Derrière les statistiques se lit une orientation politique. Fin 2025, le Togo comptait *83 795 agents publics pour une population estimée à 8,1 millions d’habitants. Rapport simple : un fonctionnaire pour 97 citoyens.
Un ratio qui place le pays au-dessus de ses voisins. Au Burkina Faso, on compte 1 agent pour 99 habitants. Au Bénin, la moyenne grimpe à 1 pour près de 200 habitants. Le choix togolais est donc assumé : renforcer la présence de l’État pour rapprocher le service public des populations.
Une administration au contact des besoins
La fonction publique n’est pas qu’un organigramme. Elle est d’abord humaine. C’est l’enseignant qui tient une classe, le médecin et l’infirmier dans un centre de santé, le policier, le gendarme, le magistrat, l’agent des impôts ou l’employé communal.
Plus ces métiers sont représentés à l’échelle du territoire, plus les politiques décidées à Lomé ont de chances de devenir concrètes à Dapaong, à Kpalimé ou à Mango. C’est tout l’enjeu des recrutements menés ces dernières années.
À titre de comparaison, le Burkina Faso comptait environ 236 260 agents publics pour 23,4 millions d’habitants.
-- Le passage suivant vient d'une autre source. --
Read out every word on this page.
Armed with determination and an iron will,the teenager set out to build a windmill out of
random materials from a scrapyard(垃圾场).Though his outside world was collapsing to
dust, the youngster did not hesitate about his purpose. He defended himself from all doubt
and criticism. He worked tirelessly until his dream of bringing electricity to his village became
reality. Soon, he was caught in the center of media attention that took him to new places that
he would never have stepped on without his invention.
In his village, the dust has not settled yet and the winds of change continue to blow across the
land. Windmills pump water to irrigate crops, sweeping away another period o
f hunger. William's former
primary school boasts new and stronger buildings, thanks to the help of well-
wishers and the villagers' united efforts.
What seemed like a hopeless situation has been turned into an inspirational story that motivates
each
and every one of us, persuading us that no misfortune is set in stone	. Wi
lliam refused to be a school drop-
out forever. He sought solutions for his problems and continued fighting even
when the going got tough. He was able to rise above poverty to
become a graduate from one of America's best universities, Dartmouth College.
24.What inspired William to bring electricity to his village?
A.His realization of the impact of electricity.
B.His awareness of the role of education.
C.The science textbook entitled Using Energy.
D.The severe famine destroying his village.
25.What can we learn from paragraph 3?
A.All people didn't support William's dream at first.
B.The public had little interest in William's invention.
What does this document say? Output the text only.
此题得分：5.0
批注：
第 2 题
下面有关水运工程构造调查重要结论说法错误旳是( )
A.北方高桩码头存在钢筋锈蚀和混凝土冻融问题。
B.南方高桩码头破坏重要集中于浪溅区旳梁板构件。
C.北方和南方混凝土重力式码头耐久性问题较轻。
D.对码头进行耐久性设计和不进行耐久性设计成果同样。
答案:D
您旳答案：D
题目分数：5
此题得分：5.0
Au Bénin, la fonction publique rassemblait entre 70 000 et 75 000 agents pour 14,4 millions d’habitants. Rapporté à la population, le dispositif togolais apparaît donc plus dense.
Recruter là où la demande sociale est la plus forte*
Cette progression ne relève pas d’une logique de gonflement des effectifs. Les concours et intégrations ont ciblé en priorité les secteurs de première nécessité.
Éducation : des milliers de nouveaux enseignants ont été déployés pour absorber la croissance des effectifs scolaires.
*Santé* : des médecins, sages-femmes et paramédicaux ont rejoint les formations sanitaires afin d’améliorer l’accès aux soins.
*Sécurité* : les forces de défense et de sécurité ont été renforcées face aux nouveaux enjeux régionaux.
*Administrations techniques* : des profils ont été recrutés pour accélérer la mise en œuvre des projets et améliorer l’accueil des usagers.
L’objectif est de faire coïncider les ressources humaines avec les priorités nationales.
Des agents pour faire vivre les réformes
Décentralisation, couverture sanitaire universelle, digitalisation des démarches, modernisation de l’école, attractivité économique, infrastructures : aucune de ces ambitions ne tient sans femmes et hommes pour les porter.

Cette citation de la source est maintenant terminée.